In Japan, 85 percent of the population own bicycles. Cheap, tough bicycles. Mamachari bicycles. Now London has some...

Japanese city bikes arrive in London

Thinking of going Dutch? Turn Japanese instead. That’s the hope of Noah Fisher. He has opened Mamachari Bicycles in Dalston, London. Mamachari city bikes are cheap, tough bicycles, often with childseats attached, and used mostly by mums, ferrying children to and fro. How cheap? The entry level singlespeed costs £100, the top of the range model with childseat costs £300.

Mamachari bicycles come equipped with lights, chain guards, mud guards, stands, racks and locks and can be customised with one, sometimes two child seats.
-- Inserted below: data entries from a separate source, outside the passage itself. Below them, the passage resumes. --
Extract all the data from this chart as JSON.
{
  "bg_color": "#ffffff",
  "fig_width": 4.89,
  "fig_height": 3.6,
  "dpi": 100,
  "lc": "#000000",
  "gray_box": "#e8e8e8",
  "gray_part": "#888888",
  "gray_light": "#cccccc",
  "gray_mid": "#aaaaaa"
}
Fisher is selling imported Japanese bicycles. Mamachari is a Japanese mash up of the words mama, meaning mother, and chari, a less polite word for bicycle.
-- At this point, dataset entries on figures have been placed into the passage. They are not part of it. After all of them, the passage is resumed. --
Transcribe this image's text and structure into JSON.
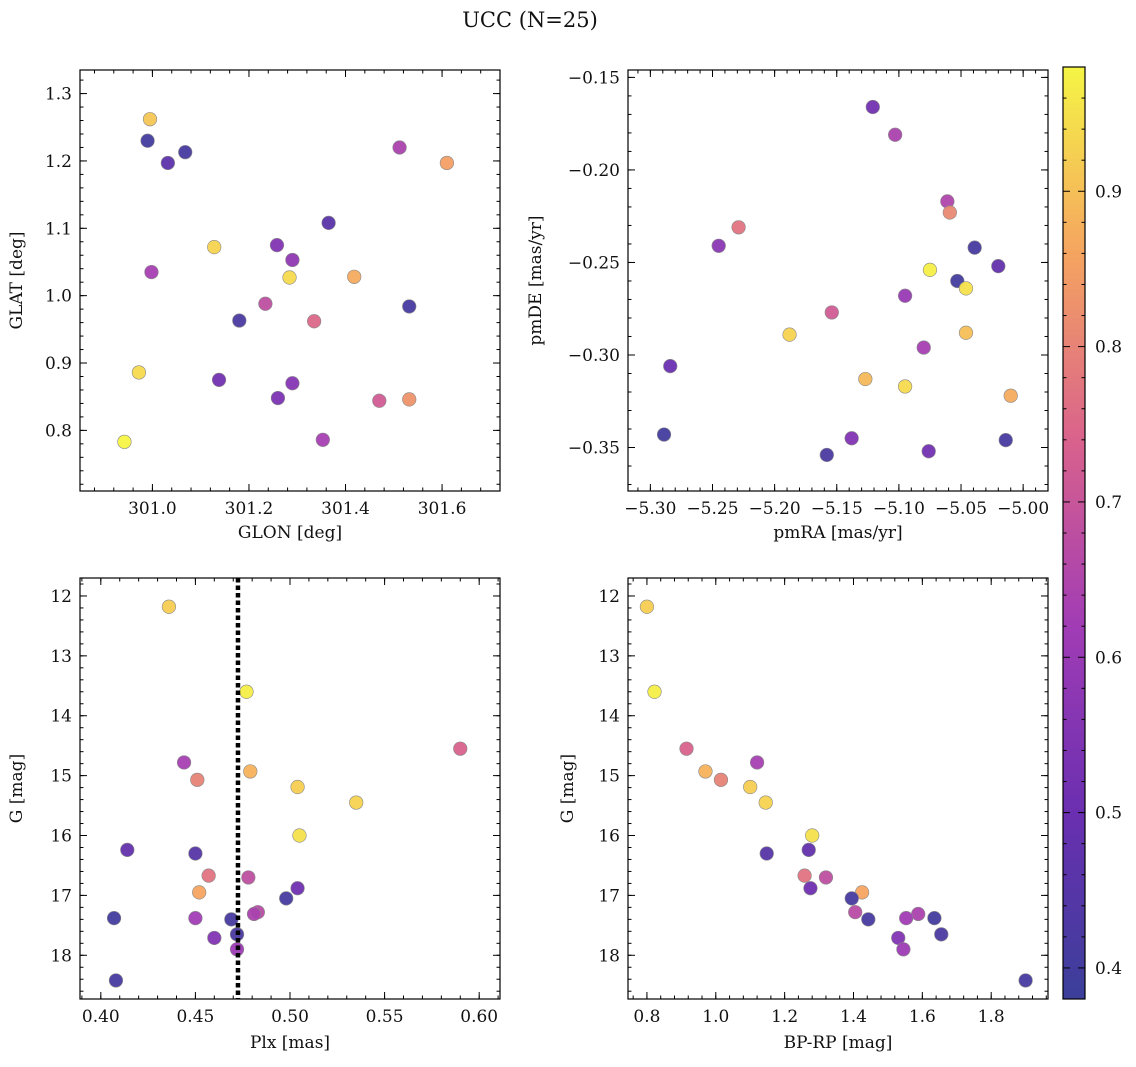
{
  "figure": {
    "title": "UCC (N=25)"
  },
  "colorbar": {
    "cmap": "plasma",
    "range": [
      0.38,
      0.98
    ],
    "ticks": [
      0.4,
      0.5,
      0.6,
      0.7,
      0.8,
      0.9
    ],
    "tick_labels": [
      "0.4",
      "0.5",
      "0.6",
      "0.7",
      "0.8",
      "0.9"
    ]
  },
  "chart_data": [
    {
      "type": "scatter",
      "id": "lonlat",
      "title": "",
      "xlabel": "GLON [deg]",
      "ylabel": "GLAT [deg]",
      "xlim": [
        300.85,
        301.72
      ],
      "ylim": [
        0.71,
        1.335
      ],
      "y_inverted": false,
      "xticks": [
        301.0,
        301.2,
        301.4,
        301.6
      ],
      "xtick_labels": [
        "301.0",
        "301.2",
        "301.4",
        "301.6"
      ],
      "yticks": [
        0.8,
        0.9,
        1.0,
        1.1,
        1.2,
        1.3
      ],
      "ytick_labels": [
        "0.8",
        "0.9",
        "1.0",
        "1.1",
        "1.2",
        "1.3"
      ],
      "points": [
        {
          "x": 300.995,
          "y": 1.262,
          "c": 0.91
        },
        {
          "x": 300.99,
          "y": 1.23,
          "c": 0.4
        },
        {
          "x": 301.068,
          "y": 1.213,
          "c": 0.41
        },
        {
          "x": 301.032,
          "y": 1.197,
          "c": 0.47
        },
        {
          "x": 301.512,
          "y": 1.22,
          "c": 0.64
        },
        {
          "x": 301.61,
          "y": 1.197,
          "c": 0.85
        },
        {
          "x": 301.365,
          "y": 1.108,
          "c": 0.46
        },
        {
          "x": 301.258,
          "y": 1.075,
          "c": 0.55
        },
        {
          "x": 301.128,
          "y": 1.072,
          "c": 0.93
        },
        {
          "x": 301.29,
          "y": 1.053,
          "c": 0.58
        },
        {
          "x": 300.998,
          "y": 1.035,
          "c": 0.63
        },
        {
          "x": 301.284,
          "y": 1.027,
          "c": 0.94
        },
        {
          "x": 301.418,
          "y": 1.028,
          "c": 0.87
        },
        {
          "x": 301.234,
          "y": 0.988,
          "c": 0.68
        },
        {
          "x": 301.532,
          "y": 0.984,
          "c": 0.41
        },
        {
          "x": 301.18,
          "y": 0.963,
          "c": 0.42
        },
        {
          "x": 301.335,
          "y": 0.962,
          "c": 0.75
        },
        {
          "x": 300.972,
          "y": 0.886,
          "c": 0.94
        },
        {
          "x": 301.138,
          "y": 0.875,
          "c": 0.52
        },
        {
          "x": 301.29,
          "y": 0.87,
          "c": 0.56
        },
        {
          "x": 301.26,
          "y": 0.848,
          "c": 0.54
        },
        {
          "x": 301.47,
          "y": 0.844,
          "c": 0.72
        },
        {
          "x": 301.532,
          "y": 0.846,
          "c": 0.83
        },
        {
          "x": 301.353,
          "y": 0.786,
          "c": 0.63
        },
        {
          "x": 300.942,
          "y": 0.783,
          "c": 0.98
        }
      ]
    },
    {
      "type": "scatter",
      "id": "pm",
      "title": "",
      "xlabel": "pmRA [mas/yr]",
      "ylabel": "pmDE [mas/yr]",
      "xlim": [
        -5.318,
        -4.98
      ],
      "ylim": [
        -0.3735,
        -0.146
      ],
      "y_inverted": false,
      "xticks": [
        -5.3,
        -5.25,
        -5.2,
        -5.15,
        -5.1,
        -5.05,
        -5.0
      ],
      "xtick_labels": [
        "−5.30",
        "−5.25",
        "−5.20",
        "−5.15",
        "−5.10",
        "−5.05",
        "−5.00"
      ],
      "yticks": [
        -0.35,
        -0.3,
        -0.25,
        -0.2,
        -0.15
      ],
      "ytick_labels": [
        "−0.35",
        "−0.30",
        "−0.25",
        "−0.20",
        "−0.15"
      ],
      "points": [
        {
          "x": -5.121,
          "y": -0.166,
          "c": 0.52
        },
        {
          "x": -5.103,
          "y": -0.181,
          "c": 0.64
        },
        {
          "x": -5.061,
          "y": -0.217,
          "c": 0.65
        },
        {
          "x": -5.059,
          "y": -0.223,
          "c": 0.81
        },
        {
          "x": -5.229,
          "y": -0.231,
          "c": 0.77
        },
        {
          "x": -5.245,
          "y": -0.241,
          "c": 0.57
        },
        {
          "x": -5.039,
          "y": -0.242,
          "c": 0.41
        },
        {
          "x": -5.02,
          "y": -0.252,
          "c": 0.48
        },
        {
          "x": -5.075,
          "y": -0.254,
          "c": 0.97
        },
        {
          "x": -5.053,
          "y": -0.26,
          "c": 0.4
        },
        {
          "x": -5.046,
          "y": -0.264,
          "c": 0.95
        },
        {
          "x": -5.095,
          "y": -0.268,
          "c": 0.6
        },
        {
          "x": -5.154,
          "y": -0.277,
          "c": 0.72
        },
        {
          "x": -5.046,
          "y": -0.288,
          "c": 0.9
        },
        {
          "x": -5.188,
          "y": -0.289,
          "c": 0.93
        },
        {
          "x": -5.08,
          "y": -0.296,
          "c": 0.63
        },
        {
          "x": -5.284,
          "y": -0.306,
          "c": 0.5
        },
        {
          "x": -5.127,
          "y": -0.313,
          "c": 0.89
        },
        {
          "x": -5.095,
          "y": -0.317,
          "c": 0.94
        },
        {
          "x": -5.01,
          "y": -0.322,
          "c": 0.87
        },
        {
          "x": -5.289,
          "y": -0.343,
          "c": 0.4
        },
        {
          "x": -5.014,
          "y": -0.346,
          "c": 0.41
        },
        {
          "x": -5.138,
          "y": -0.345,
          "c": 0.55
        },
        {
          "x": -5.158,
          "y": -0.354,
          "c": 0.42
        },
        {
          "x": -5.076,
          "y": -0.352,
          "c": 0.52
        }
      ]
    },
    {
      "type": "scatter",
      "id": "plx",
      "title": "",
      "xlabel": "Plx [mas]",
      "ylabel": "G [mag]",
      "xlim": [
        0.389,
        0.611
      ],
      "ylim": [
        11.7,
        18.73
      ],
      "y_inverted": true,
      "xticks": [
        0.4,
        0.45,
        0.5,
        0.55,
        0.6
      ],
      "xtick_labels": [
        "0.40",
        "0.45",
        "0.50",
        "0.55",
        "0.60"
      ],
      "yticks": [
        12,
        13,
        14,
        15,
        16,
        17,
        18
      ],
      "ytick_labels": [
        "12",
        "13",
        "14",
        "15",
        "16",
        "17",
        "18"
      ],
      "vline": {
        "x": 0.4725,
        "style": "dotted"
      },
      "points": [
        {
          "x": 0.436,
          "y": 12.18,
          "c": 0.92
        },
        {
          "x": 0.477,
          "y": 13.6,
          "c": 0.97
        },
        {
          "x": 0.59,
          "y": 14.55,
          "c": 0.74
        },
        {
          "x": 0.444,
          "y": 14.78,
          "c": 0.63
        },
        {
          "x": 0.479,
          "y": 14.93,
          "c": 0.88
        },
        {
          "x": 0.451,
          "y": 15.07,
          "c": 0.8
        },
        {
          "x": 0.504,
          "y": 15.19,
          "c": 0.92
        },
        {
          "x": 0.535,
          "y": 15.45,
          "c": 0.93
        },
        {
          "x": 0.505,
          "y": 16.0,
          "c": 0.95
        },
        {
          "x": 0.414,
          "y": 16.24,
          "c": 0.48
        },
        {
          "x": 0.45,
          "y": 16.3,
          "c": 0.45
        },
        {
          "x": 0.457,
          "y": 16.67,
          "c": 0.77
        },
        {
          "x": 0.478,
          "y": 16.7,
          "c": 0.68
        },
        {
          "x": 0.504,
          "y": 16.88,
          "c": 0.51
        },
        {
          "x": 0.452,
          "y": 16.95,
          "c": 0.86
        },
        {
          "x": 0.498,
          "y": 17.05,
          "c": 0.41
        },
        {
          "x": 0.483,
          "y": 17.28,
          "c": 0.67
        },
        {
          "x": 0.481,
          "y": 17.31,
          "c": 0.64
        },
        {
          "x": 0.407,
          "y": 17.38,
          "c": 0.4
        },
        {
          "x": 0.45,
          "y": 17.38,
          "c": 0.62
        },
        {
          "x": 0.469,
          "y": 17.4,
          "c": 0.41
        },
        {
          "x": 0.472,
          "y": 17.65,
          "c": 0.42
        },
        {
          "x": 0.46,
          "y": 17.71,
          "c": 0.55
        },
        {
          "x": 0.472,
          "y": 17.9,
          "c": 0.61
        },
        {
          "x": 0.408,
          "y": 18.42,
          "c": 0.41
        }
      ]
    },
    {
      "type": "scatter",
      "id": "cmd",
      "title": "",
      "xlabel": "BP-RP [mag]",
      "ylabel": "G [mag]",
      "xlim": [
        0.745,
        1.965
      ],
      "ylim": [
        11.7,
        18.73
      ],
      "y_inverted": true,
      "xticks": [
        0.8,
        1.0,
        1.2,
        1.4,
        1.6,
        1.8
      ],
      "xtick_labels": [
        "0.8",
        "1.0",
        "1.2",
        "1.4",
        "1.6",
        "1.8"
      ],
      "yticks": [
        12,
        13,
        14,
        15,
        16,
        17,
        18
      ],
      "ytick_labels": [
        "12",
        "13",
        "14",
        "15",
        "16",
        "17",
        "18"
      ],
      "points": [
        {
          "x": 0.8,
          "y": 12.18,
          "c": 0.92
        },
        {
          "x": 0.822,
          "y": 13.6,
          "c": 0.97
        },
        {
          "x": 0.915,
          "y": 14.55,
          "c": 0.74
        },
        {
          "x": 1.12,
          "y": 14.78,
          "c": 0.63
        },
        {
          "x": 0.97,
          "y": 14.93,
          "c": 0.88
        },
        {
          "x": 1.015,
          "y": 15.07,
          "c": 0.8
        },
        {
          "x": 1.1,
          "y": 15.19,
          "c": 0.92
        },
        {
          "x": 1.145,
          "y": 15.45,
          "c": 0.93
        },
        {
          "x": 1.28,
          "y": 16.0,
          "c": 0.95
        },
        {
          "x": 1.27,
          "y": 16.24,
          "c": 0.48
        },
        {
          "x": 1.148,
          "y": 16.3,
          "c": 0.45
        },
        {
          "x": 1.258,
          "y": 16.67,
          "c": 0.77
        },
        {
          "x": 1.32,
          "y": 16.7,
          "c": 0.68
        },
        {
          "x": 1.275,
          "y": 16.88,
          "c": 0.51
        },
        {
          "x": 1.425,
          "y": 16.95,
          "c": 0.86
        },
        {
          "x": 1.395,
          "y": 17.05,
          "c": 0.41
        },
        {
          "x": 1.405,
          "y": 17.28,
          "c": 0.67
        },
        {
          "x": 1.588,
          "y": 17.31,
          "c": 0.64
        },
        {
          "x": 1.635,
          "y": 17.38,
          "c": 0.4
        },
        {
          "x": 1.553,
          "y": 17.38,
          "c": 0.62
        },
        {
          "x": 1.443,
          "y": 17.4,
          "c": 0.41
        },
        {
          "x": 1.655,
          "y": 17.65,
          "c": 0.42
        },
        {
          "x": 1.53,
          "y": 17.71,
          "c": 0.55
        },
        {
          "x": 1.545,
          "y": 17.9,
          "c": 0.61
        },
        {
          "x": 1.9,
          "y": 18.42,
          "c": 0.41
        }
      ]
    }
  ]
}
According to blog Tokyobybike, the mamachari is a cultural icon: "It’s the family workhorse used on shopping runs, for riding to the local station, taking the kids to school or picking them up from sports practice. Without it families around the country would be in a right pickle.

"The defining features include, a top tube bent low that is easy to step over, a shopping basket on the front, a luggage rack on the back, mudguards, chain guards, dynamo lights, an integrated lock, a bell and a hefty rear stand that keeps the bike stable and upright when parked.

"Mamachari are essentially considered disposable items. They’re regularly left exposed to the elements for long periods of time, and for the most part are poorly maintained, even putting air in the tyres seems a chore. Most people would throw a mamachari away or abandon it after years of neglect rather than undertaking simple preventative maintenance to extend the bikes useful life."